Despite being an avid globetrotter all his life, it is behind the corner office desk of the Cinepolis headquarters in Mexico that the 42-year-old chief executive Alejandro Ramirez feels most at home. With degrees from Harvard and Oxford University, followed by an MBA from Harvard Business School and stints at the World Bank, the Mexico government, the OECD and the UNDP, Ramirez took over his family’s multiplex and movie entertainment business in 2004.

“Of all the places I have worked, I enjoy working at Cinepolis the most,” he says. “Being born in a family that was always into movie theatres, I grew up watching films in a cineplex that was right behind my house. This love for movies continues to remain closest to my heart.”

Ramirez sees his biggest contribution to the family business as the consolidation of the company’s involvement in the Mexican home market and beginning its expansion into new markets including further into North and South America as well as India.

Combining business with philanthropy has also influenced Ramirez’s leadership. “Knowing that we employ 28,000 people in 12 countries, many of whom are youngsters who are able to finance their way to college using our flexible work schedules is a rewarding thought for me.”

He can point to many successes, but what is it that keeps him up at night? “I believe that movies are an important cultural expression which can also be used to educate and raise awareness about different issues. But the challenge is to keep the moviegoing business relevant and appealing in the face of home theatre entertainment technology, streaming services and video and internet piracy.”

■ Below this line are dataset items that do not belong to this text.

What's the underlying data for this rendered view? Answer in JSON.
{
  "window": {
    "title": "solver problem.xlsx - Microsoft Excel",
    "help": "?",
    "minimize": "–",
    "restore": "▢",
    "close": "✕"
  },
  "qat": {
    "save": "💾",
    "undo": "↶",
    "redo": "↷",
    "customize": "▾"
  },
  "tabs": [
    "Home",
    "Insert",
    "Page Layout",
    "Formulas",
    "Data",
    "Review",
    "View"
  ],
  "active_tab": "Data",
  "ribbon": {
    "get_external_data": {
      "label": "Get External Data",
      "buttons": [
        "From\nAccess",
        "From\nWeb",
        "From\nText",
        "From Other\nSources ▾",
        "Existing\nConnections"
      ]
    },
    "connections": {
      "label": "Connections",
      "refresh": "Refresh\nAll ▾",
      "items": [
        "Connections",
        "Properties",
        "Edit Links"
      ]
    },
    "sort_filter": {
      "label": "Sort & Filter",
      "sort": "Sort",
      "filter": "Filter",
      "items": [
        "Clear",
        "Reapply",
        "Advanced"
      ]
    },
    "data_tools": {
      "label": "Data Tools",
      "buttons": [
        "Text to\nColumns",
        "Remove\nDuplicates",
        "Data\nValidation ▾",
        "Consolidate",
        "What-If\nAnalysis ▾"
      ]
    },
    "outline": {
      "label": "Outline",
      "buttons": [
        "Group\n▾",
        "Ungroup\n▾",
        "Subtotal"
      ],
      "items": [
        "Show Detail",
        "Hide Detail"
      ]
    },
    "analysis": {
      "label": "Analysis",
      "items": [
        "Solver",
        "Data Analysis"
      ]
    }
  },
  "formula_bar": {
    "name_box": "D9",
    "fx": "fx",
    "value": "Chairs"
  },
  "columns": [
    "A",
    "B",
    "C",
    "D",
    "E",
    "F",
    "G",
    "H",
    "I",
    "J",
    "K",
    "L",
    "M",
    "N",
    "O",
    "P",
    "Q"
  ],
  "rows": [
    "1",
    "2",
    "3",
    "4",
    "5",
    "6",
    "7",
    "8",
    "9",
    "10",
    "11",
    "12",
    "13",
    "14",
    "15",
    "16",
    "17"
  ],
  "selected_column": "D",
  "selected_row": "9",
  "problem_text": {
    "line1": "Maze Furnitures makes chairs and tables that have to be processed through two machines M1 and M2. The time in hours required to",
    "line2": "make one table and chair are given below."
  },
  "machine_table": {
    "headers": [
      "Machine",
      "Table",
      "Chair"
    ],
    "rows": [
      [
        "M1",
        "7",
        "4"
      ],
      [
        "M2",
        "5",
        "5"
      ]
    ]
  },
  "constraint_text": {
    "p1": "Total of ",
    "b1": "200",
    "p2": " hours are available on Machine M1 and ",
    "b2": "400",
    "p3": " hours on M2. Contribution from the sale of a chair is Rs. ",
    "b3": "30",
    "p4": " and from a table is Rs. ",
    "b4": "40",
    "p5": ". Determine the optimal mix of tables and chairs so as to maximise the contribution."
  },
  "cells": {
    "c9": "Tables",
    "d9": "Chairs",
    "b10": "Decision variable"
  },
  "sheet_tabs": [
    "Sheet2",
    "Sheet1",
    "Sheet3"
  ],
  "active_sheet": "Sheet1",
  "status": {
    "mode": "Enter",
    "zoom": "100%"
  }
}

Ramirez credits his father with instilling in him a work ethic and discipline and the need always to take account of the long-term care of employees.

“He is a big believer in the power of formal education and enrolled himself for an executive MBA at Harvard Business School after he came to visit me once on campus.”

Ramirez is keen to stress that family businesses should not be complacent and must create a culture of good corporate practice. “There should be clear rules of the game in terms of family versus non-family employees,” he says, “and everyone should know it.”